Démosle gracias a Dios en este día por el don del sacerdocio y recibamos ese don con verdaderos deseos de santidad. Pidamos por la santificación de todos los sacerdotes para que la Iglesia entera pueda sentir, por nuestro ministerio, la cercanía de Jesucristo Buen Pastor.

La solemnidad del Corazón de Jesús nos invita a vivir la inmensa alegría, esa alegría que supera a cualquier otra: la alegría de la caridad, la alegría de la entrega incondicional a los demás. Cada mañana podemos decir, al comenzar el día: “Cantad al Señor un cántico nuevo, porque ha hecho maravillas”. El Señor nos hace contemplar, en cada jornada, cómo en nuestro ministerio sacerdotal, a pesar de nuestra debilidad, de nuestra pobreza e incluso de nuestro pecado, el Señor sigue manifestando a los hombres las maravillas de su amor.

Nuestra vida es, queridos hermanos sacerdotes, un misterio de predilección divina y un don de su misericordia.

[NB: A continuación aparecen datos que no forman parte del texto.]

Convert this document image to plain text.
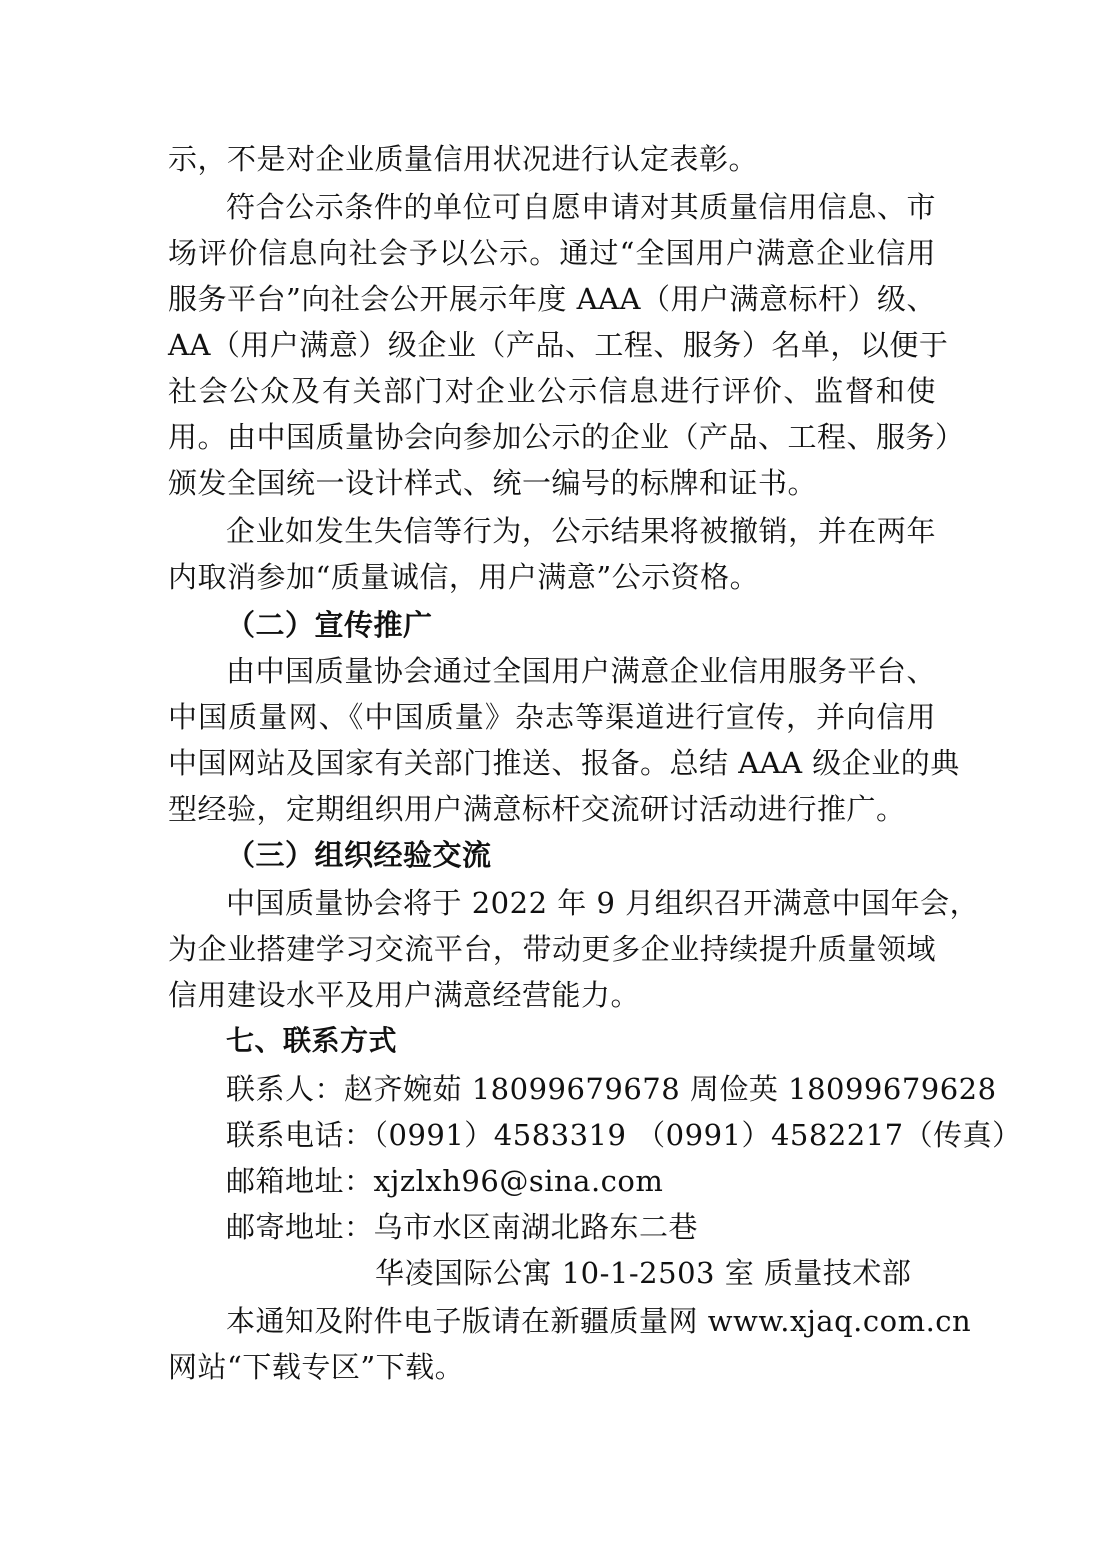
示，不是对企业质量信用状况进行认定表彰。
符合公示条件的单位可自愿申请对其质量信用信息、市
场评价信息向社会予以公示。通过“全国用户满意企业信用
服务平台”向社会公开展示年度 AAA（用户满意标杆）级、
AA（用户满意）级企业（产品、工程、服务）名单，以便于
社会公众及有关部门对企业公示信息进行评价、监督和使
用。由中国质量协会向参加公示的企业（产品、工程、服务）
颁发全国统一设计样式、统一编号的标牌和证书。
企业如发生失信等行为，公示结果将被撤销，并在两年
内取消参加“质量诚信，用户满意”公示资格。
（二）宣传推广
由中国质量协会通过全国用户满意企业信用服务平台、
中国质量网、《中国质量》杂志等渠道进行宣传，并向信用
中国网站及国家有关部门推送、报备。总结 AAA 级企业的典
型经验，定期组织用户满意标杆交流研讨活动进行推广。
（三）组织经验交流
中国质量协会将于 2022 年 9 月组织召开满意中国年会，
为企业搭建学习交流平台，带动更多企业持续提升质量领域
信用建设水平及用户满意经营能力。
七、联系方式
联系人：赵齐婉茹 18099679678 周俭英 18099679628
联系电话：（0991）4583319 （0991）4582217（传真）
邮箱地址：xjzlxh96@sina.com
邮寄地址：乌市水区南湖北路东二巷
华凌国际公寓 10-1-2503 室 质量技术部
本通知及附件电子版请在新疆质量网 www.xjaq.com.cn
网站“下载专区”下载。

En nosotros se cumple la Palabra de Dios que escuchó el profeta Jeremías: “Antes de haberte formado en el seno materno te conocía y antes de que nacieses te tenía consagrado; yo te constituí profeta de las naciones .” (Jer.1,5).

Y, esta especial predilección, esta inmensa gracia del sacerdocio nos está pidiendo a los sacerdotes una generosa correspondencia. No podemos ni debemos escatimar esfuerzos. Los hombres necesitan y desean contemplar en el sacerdote el rostro de Cristo. Los hombres necesitan y desean encontrar en el sacerdote a la persona que, como nos dice la carta a los hebreos esté puesta “a favor de los hombres en lo que se refiere a Dios”. ¡Ojalá pudiéramos siempre decir los sacerdotes las palabras de S.Agustín: “Nuestra ciencia es Cristo y nuestra esperanza también es Cristo. Es Él quien infunde en nosotros la fe con respecto a las realidades temporales y es Él quien nos revela esas verdades que se refieren a las realidades eternas” (De Trinitate 13. 19. 24)

Que la Virgen Santa María, Reina de los Apóstoles, Madre de los sacerdotes interceda por nosotros para que , en el Corazón de Cristo, como sus amigos más íntimos, llenos de su amor, ofrezcamos a los hombres por nuestro ministerio sacerdotal la riqueza inagotable de su misericordia. AMEN.